Inilah impian-impian manusiawi yang ada dalam diri manusia dan kadang tanpa sadar diterapkan juga dalam jalan mengikuti Tuhan. Kadang impian manusia duniawi ini mendorong kita menuntut jaminan seperti yang terjadi dalam proses kehidupan di dunia fana material. Namun di sini Tuhan menuntun kita menyadari bahwa penjamin hidup kita adalah Tuhan sendiri yang seturut hakikat diriNya sebagai Allah yang Maha Pengasih dan Penyayang. Dia menjamin kehidupan anak-anakNya bukan hanya dengan ukuran mereka tapi dengan ukuran cintaNya yang tak terbatas bahkan melampui ukuran manusia. Yang dibutuhkan di sini adalah kemampuan melihat bagaimana Tuhan merealisasikan jaminan cinta dan kebahagiaanNya dalam hidup. Karena itu sangat penting untuk mengetahui cara Tuhan mencintai dan memperhatikan kita dalam keseharian hidup kita.
Kegagalan menangkap perwujudan karya cinta Tuhan dalam hidup akan membuat kita mempertanyakan jaminan, imbalan, atau garansi hidup dari Tuhan. Inilah yang terjadi dalam diri Petrus. Karena itu tidak heran dia mempertanyakan jaminan hidup dari Tuhan baginya karena dia telah meninggalkan segala-galanya untuk mengikuti Tuhan. Hal ini terjadi dalam diriFilipus juga yang sudah mengikuti Tuhan bertahun-tahun tapi masih mempertanyakan kehadiran Tuhan dalam hidupnya hanya karena kelalaiannya menyadari kehadiran Tuhan di dalam pengalaman-pengalman hidupnya.

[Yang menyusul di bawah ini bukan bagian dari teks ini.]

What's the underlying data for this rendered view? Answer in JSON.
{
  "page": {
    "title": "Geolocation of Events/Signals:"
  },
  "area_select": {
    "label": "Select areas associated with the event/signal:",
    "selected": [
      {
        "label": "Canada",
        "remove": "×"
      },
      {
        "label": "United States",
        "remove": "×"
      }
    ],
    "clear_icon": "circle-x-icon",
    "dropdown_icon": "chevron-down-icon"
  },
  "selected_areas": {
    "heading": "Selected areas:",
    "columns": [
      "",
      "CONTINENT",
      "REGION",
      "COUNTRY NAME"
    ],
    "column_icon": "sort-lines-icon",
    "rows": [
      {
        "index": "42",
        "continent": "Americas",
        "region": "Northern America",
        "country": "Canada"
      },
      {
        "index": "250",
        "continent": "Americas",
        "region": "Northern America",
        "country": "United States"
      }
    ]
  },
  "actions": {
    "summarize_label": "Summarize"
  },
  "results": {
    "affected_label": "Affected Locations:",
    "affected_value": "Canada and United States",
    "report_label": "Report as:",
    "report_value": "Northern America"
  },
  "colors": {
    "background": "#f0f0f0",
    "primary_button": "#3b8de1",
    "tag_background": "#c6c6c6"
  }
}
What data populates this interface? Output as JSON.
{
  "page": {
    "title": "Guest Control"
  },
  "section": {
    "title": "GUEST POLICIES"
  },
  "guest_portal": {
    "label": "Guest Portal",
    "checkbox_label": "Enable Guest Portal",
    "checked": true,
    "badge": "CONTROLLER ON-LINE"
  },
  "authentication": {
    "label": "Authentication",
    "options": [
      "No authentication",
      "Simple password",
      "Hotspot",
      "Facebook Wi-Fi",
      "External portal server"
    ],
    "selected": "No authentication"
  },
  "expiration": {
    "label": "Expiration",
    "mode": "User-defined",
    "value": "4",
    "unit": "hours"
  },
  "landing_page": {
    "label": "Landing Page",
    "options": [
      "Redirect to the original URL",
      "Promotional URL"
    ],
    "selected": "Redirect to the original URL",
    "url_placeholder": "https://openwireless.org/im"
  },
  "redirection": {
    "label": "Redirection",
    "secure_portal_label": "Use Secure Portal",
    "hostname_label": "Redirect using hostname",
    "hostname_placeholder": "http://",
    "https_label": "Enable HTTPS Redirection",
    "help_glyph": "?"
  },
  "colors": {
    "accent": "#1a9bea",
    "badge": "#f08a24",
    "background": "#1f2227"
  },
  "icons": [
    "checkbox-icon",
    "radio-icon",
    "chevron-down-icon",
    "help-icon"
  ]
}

Mungkin hal ini juga kadang merupakan pengalaman kita. Maka yang diperlukan di sini adalah kesadaran (consciousness) akan melihat dengan mata iman bagaimana Allah mewujudkan cinta dan perhatian serta jaminan-jaminan yang telah, sedang dan akan terus dilakukannya dalam hidup kita karena Dia tidak mungkin mengibuli kita seperti yang dilakukan manusia kepada sesamanya. Menemukan perwujudan cinta Tuhan mulai dari hal-hal kecil dan sederhana akan memampukan kita melihat karya-karya akbar Tuhan dalam hidup kita, dan kita makin ‘ditarik’ menyelami misteri agung kasihNya dalam hidup kita.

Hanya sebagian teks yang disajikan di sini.